At 71, the Freedom Fighter Battles On

by Stacy M. Brown
Special to the NNPA from the Washington Informer

Say the name Angela Davis and, depending upon with whom you speak, a range of opinions, emotions and thoughts automatically ensue.

But, to hear the famed political activist speak, it’s easy to understand why she has become one of the most prominently known fighters against oppression in America and around the globe.

“A lot of civil and human rights activists of the ’60s and ’70s are no longer with the movement but that’s not the case with Angela Davis. She’s still on the front lines,” said David Leonard, chair of the Washington State University’s Department of Critical Culture, Gender, and Race Studies, where Davis recently spoke to a sold-out audience.
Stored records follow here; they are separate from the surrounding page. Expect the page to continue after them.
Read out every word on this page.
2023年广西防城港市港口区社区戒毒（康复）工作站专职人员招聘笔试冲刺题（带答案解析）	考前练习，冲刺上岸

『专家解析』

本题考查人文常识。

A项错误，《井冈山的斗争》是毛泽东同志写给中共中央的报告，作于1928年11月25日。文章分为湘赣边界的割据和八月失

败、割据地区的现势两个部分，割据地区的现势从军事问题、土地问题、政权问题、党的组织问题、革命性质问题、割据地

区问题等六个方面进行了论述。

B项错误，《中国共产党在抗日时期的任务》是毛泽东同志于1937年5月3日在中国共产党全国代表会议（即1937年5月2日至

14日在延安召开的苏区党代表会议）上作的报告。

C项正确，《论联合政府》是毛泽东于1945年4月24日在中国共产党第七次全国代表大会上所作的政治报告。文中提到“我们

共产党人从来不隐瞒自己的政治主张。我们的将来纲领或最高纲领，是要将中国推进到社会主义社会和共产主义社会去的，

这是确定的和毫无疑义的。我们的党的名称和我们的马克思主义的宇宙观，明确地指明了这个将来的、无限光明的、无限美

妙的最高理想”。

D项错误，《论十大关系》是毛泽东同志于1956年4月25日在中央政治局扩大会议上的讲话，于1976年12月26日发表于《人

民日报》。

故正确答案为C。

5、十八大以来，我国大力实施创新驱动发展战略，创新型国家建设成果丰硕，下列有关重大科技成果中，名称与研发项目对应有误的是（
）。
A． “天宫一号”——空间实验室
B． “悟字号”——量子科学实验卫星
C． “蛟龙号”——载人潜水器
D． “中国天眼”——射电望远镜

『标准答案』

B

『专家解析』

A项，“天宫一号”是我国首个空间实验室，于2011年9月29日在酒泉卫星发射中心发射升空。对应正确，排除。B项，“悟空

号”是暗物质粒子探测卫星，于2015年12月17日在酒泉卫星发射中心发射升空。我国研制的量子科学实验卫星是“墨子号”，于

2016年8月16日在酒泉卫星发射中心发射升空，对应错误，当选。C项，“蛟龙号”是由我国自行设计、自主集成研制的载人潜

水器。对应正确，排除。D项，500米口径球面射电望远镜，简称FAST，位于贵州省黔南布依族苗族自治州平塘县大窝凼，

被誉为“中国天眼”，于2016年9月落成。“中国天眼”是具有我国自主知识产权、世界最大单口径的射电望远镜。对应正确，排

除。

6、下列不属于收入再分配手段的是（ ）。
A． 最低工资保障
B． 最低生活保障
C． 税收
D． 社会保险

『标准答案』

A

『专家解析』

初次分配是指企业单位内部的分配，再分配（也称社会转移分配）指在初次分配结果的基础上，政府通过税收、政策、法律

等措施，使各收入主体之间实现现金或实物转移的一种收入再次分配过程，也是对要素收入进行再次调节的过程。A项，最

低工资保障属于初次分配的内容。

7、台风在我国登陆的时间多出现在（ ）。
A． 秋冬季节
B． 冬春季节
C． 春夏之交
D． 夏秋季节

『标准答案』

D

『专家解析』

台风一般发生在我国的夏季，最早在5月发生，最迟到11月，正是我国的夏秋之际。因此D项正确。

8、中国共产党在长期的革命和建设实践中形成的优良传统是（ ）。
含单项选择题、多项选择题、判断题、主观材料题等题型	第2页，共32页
Davis, who turned 71 on Monday, Jan. 26, holds the title of professor emerita in the Humanities Division at the University of California Santa Cruz. However, 45 years ago, she held the dubious distinction of being on the FBI’s notorious “Most Wanted” list.

It turned out the charges didn’t hold and Davis, now a noted scholar, continued her work as the face of the 1970s black power movement.
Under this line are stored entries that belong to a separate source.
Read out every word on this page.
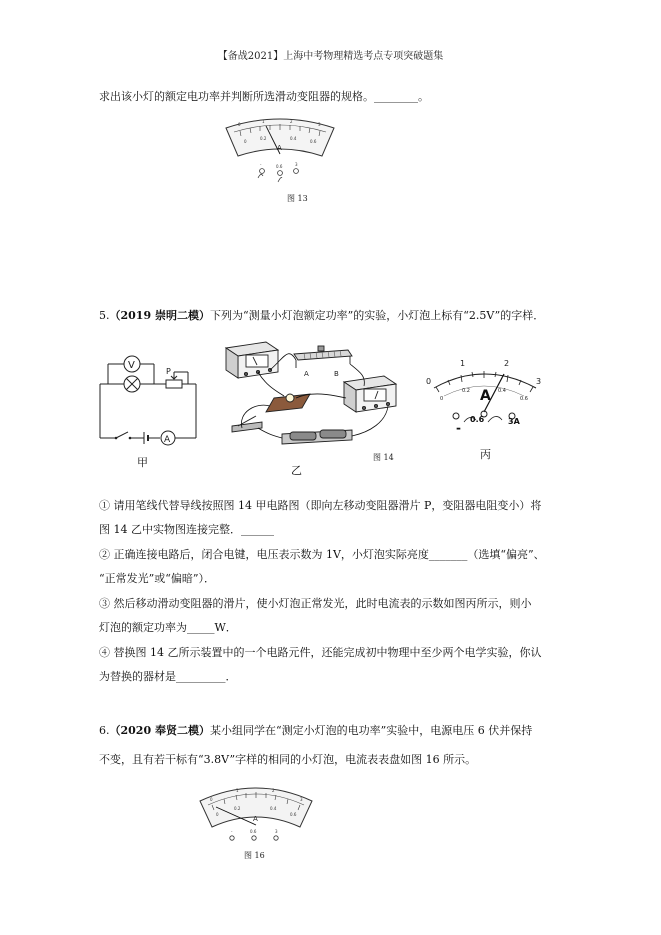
【备战2021】上海中考物理精选考点专项突破题集
求出该小灯的额定电功率并判断所选滑动变阻器的规格。________。
0
1	2
3
0
0.2	0.4
0.6
A
-	0.6	3
图 13
5.（2019 崇明二模）下列为“测量小灯泡额定功率”的实验，小灯泡上标有“2.5V”的字样．
V
P
A
甲
A	B
乙
图 14
0
1	2
3
0
0.2	0.4
0.6
A
-
0.6	3A
丙
① 请用笔线代替导线按照图 14 甲电路图（即向左移动变阻器滑片 P，变阻器电阻变小）将
图 14 乙中实物图连接完整．______
② 正确连接电路后，闭合电键，电压表示数为 1V，小灯泡实际亮度_______（选填“偏亮”、
“正常发光”或“偏暗”）．
③ 然后移动滑动变阻器的滑片，使小灯泡正常发光，此时电流表的示数如图丙所示，则小
灯泡的额定功率为_____W．
④ 替换图 14 乙所示装置中的一个电路元件，还能完成初中物理中至少两个电学实验，你认
为替换的器材是_________．
6.（2020 奉贤二模）某小组同学在“测定小灯泡的电功率”实验中，电源电压 6 伏并保持
不变，且有若干标有“3.8V”字样的相同的小灯泡，电流表表盘如图 16 所示。
0
1	2
3
0
0.2	0.4
0.6
A
-	0.6	3
图 16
In her mid-20s when she gained the national spotlight, Davis in 1969, lost her job as an assistant philosophy professor at the University of California Los Angeles (UCLA) because the state Board of Regents cited her membership in the Communist Party.
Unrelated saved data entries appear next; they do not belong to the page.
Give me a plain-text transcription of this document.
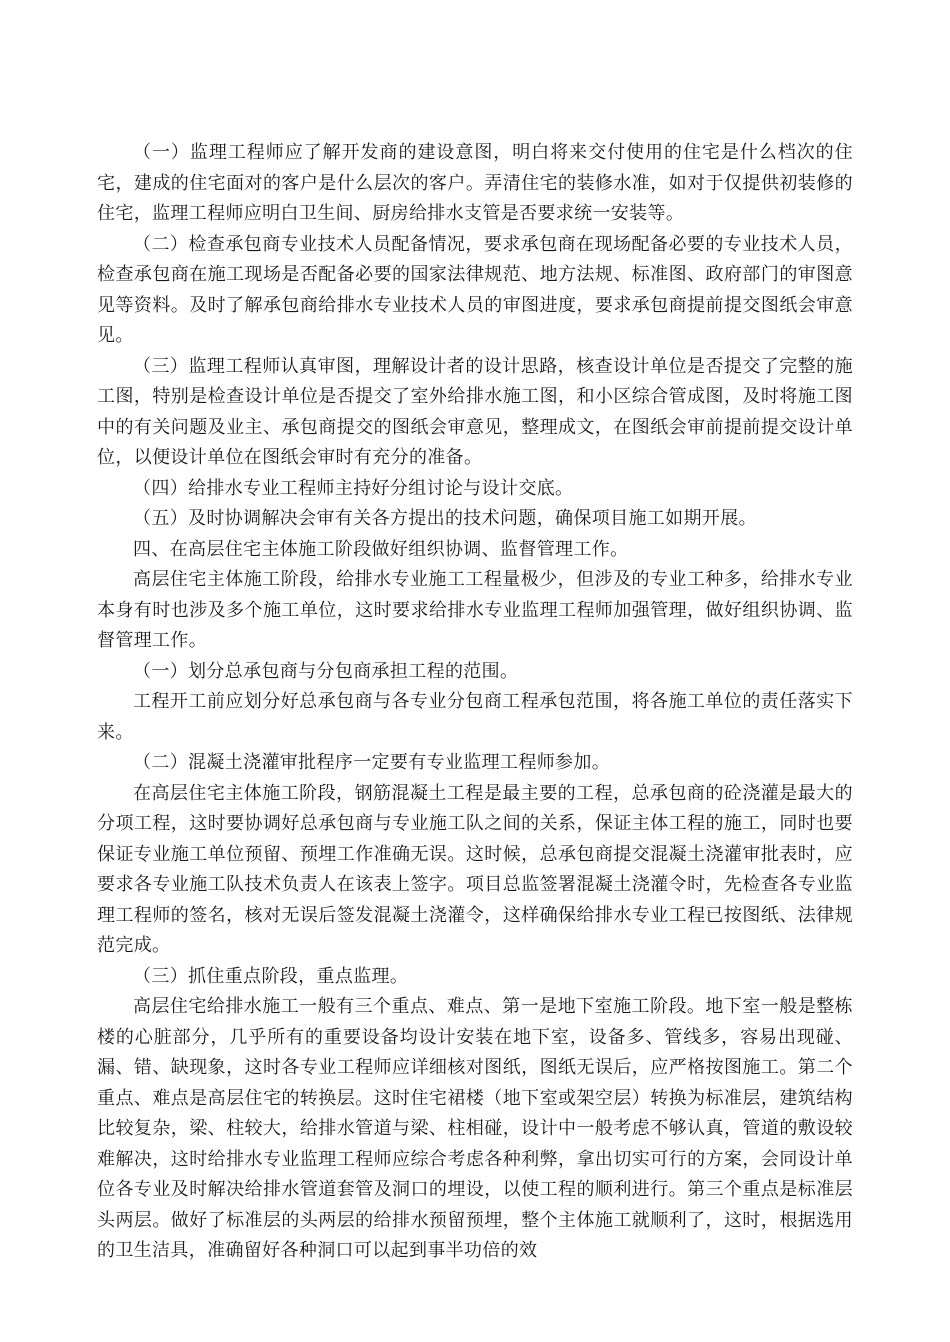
（一）监理工程师应了解开发商的建设意图，明白将来交付使用的住宅是什么档次的住宅，建成的住宅面对的客户是什么层次的客户。弄清住宅的装修水准，如对于仅提供初装修的住宅，监理工程师应明白卫生间、厨房给排水支管是否要求统一安装等。

（二）检查承包商专业技术人员配备情况，要求承包商在现场配备必要的专业技术人员，检查承包商在施工现场是否配备必要的国家法律规范、地方法规、标准图、政府部门的审图意见等资料。及时了解承包商给排水专业技术人员的审图进度，要求承包商提前提交图纸会审意见。

（三）监理工程师认真审图，理解设计者的设计思路，核查设计单位是否提交了完整的施工图，特别是检查设计单位是否提交了室外给排水施工图，和小区综合管成图，及时将施工图中的有关问题及业主、承包商提交的图纸会审意见，整理成文，在图纸会审前提前提交设计单位，以便设计单位在图纸会审时有充分的准备。

（四）给排水专业工程师主持好分组讨论与设计交底。

（五）及时协调解决会审有关各方提出的技术问题，确保项目施工如期开展。

四、在高层住宅主体施工阶段做好组织协调、监督管理工作。

高层住宅主体施工阶段，给排水专业施工工程量极少，但涉及的专业工种多，给排水专业本身有时也涉及多个施工单位，这时要求给排水专业监理工程师加强管理，做好组织协调、监督管理工作。

（一）划分总承包商与分包商承担工程的范围。

工程开工前应划分好总承包商与各专业分包商工程承包范围，将各施工单位的责任落实下来。

（二）混凝土浇灌审批程序一定要有专业监理工程师参加。

在高层住宅主体施工阶段，钢筋混凝土工程是最主要的工程，总承包商的砼浇灌是最大的分项工程，这时要协调好总承包商与专业施工队之间的关系，保证主体工程的施工，同时也要保证专业施工单位预留、预埋工作准确无误。这时候，总承包商提交混凝土浇灌审批表时，应要求各专业施工队技术负责人在该表上签字。项目总监签署混凝土浇灌令时，先检查各专业监理工程师的签名，核对无误后签发混凝土浇灌令，这样确保给排水专业工程已按图纸、法律规范完成。

（三）抓住重点阶段，重点监理。

高层住宅给排水施工一般有三个重点、难点、第一是地下室施工阶段。地下室一般是整栋楼的心脏部分，几乎所有的重要设备均设计安装在地下室，设备多、管线多，容易出现碰、漏、错、缺现象，这时各专业工程师应详细核对图纸，图纸无误后，应严格按图施工。第二个重点、难点是高层住宅的转换层。这时住宅裙楼（地下室或架空层）转换为标准层，建筑结构比较复杂，梁、柱较大，给排水管道与梁、柱相碰，设计中一般考虑不够认真，管道的敷设较难解决，这时给排水专业监理工程师应综合考虑各种利弊，拿出切实可行的方案，会同设计单位各专业及时解决给排水管道套管及洞口的埋设，以使工程的顺利进行。第三个重点是标准层头两层。做好了标准层的头两层的给排水预留预埋，整个主体施工就顺利了，这时，根据选用的卫生洁具，准确留好各种洞口可以起到事半功倍的效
“The dismissal sparked large-scale student protests in support of Davis’s right to teach and academic freedom. Then, roughly a year later, she became a nationally hunted fugitive after the FBI linked her to the shooting deaths of four people in a Marin County courthouse,” said Linda Weiford, a writer for the Washington State University Press.

Captured and tried, an all-white jury eventually acquitted Davis of all charges.

“I wasn’t seeking fame. I wasn’t seeking notoriety. I just wanted to be a teacher and activist,” said Davis in a recent interview with UCLA News.

Even in her personal biography, Davis focused on activism as perhaps her sole motivation in life. Over the years she has been active as a student, teacher, writer, scholar, activist and organizer. She’s also a living witness to the historical struggles of the contemporary era.

“She is someone whose name jumps out at you, whether you are black, white, Asian, or whatever,” said Kenyon Moore, a junior at Howard University in Northwest. “I think her story is worth telling and I think she’s definitely worth listening to,” Moore said.

Like many educators, Davis said she’s especially concerned with the general tendency to devote more resources and attention to the prison system than to educational institutions.

Having helped to popularize the notion of what she called a “prison industrial complex,” Davis now urges her audiences to think seriously about the future possibility of a world without prisons and to help forge a 21st century abolitionist movement.

She’s lectured in all of the fifty United States, as well as in Africa, Europe, the Caribbean, and the former Soviet Union. Davis also has written articles and essays for numerous journals and she’s authored nine books, including, “The Meaning of Freedom and other Difficult Dialogues.”

Following the shootings of Trayvon Martin in Florida, Michael Brown in Missouri and other incidents of alleged injustices against young blacks and police brutality, Davis said America had reached a time of transformation.

“There is such potential for change. All over this country from Ferguson to New York City to Washington and indeed, in other parts of the world, people are absolutely refusing to assent to racist state violence,” Davis said.

“Rather, we are saying that black bodies do matter. And our work must be to continue taking to the streets and standing together against the routine actions of police and the district attorneys who collude with them; and continue saying, ‘No Justice, No Peace, No Racist Police,’ until there is real change on the agenda for us.”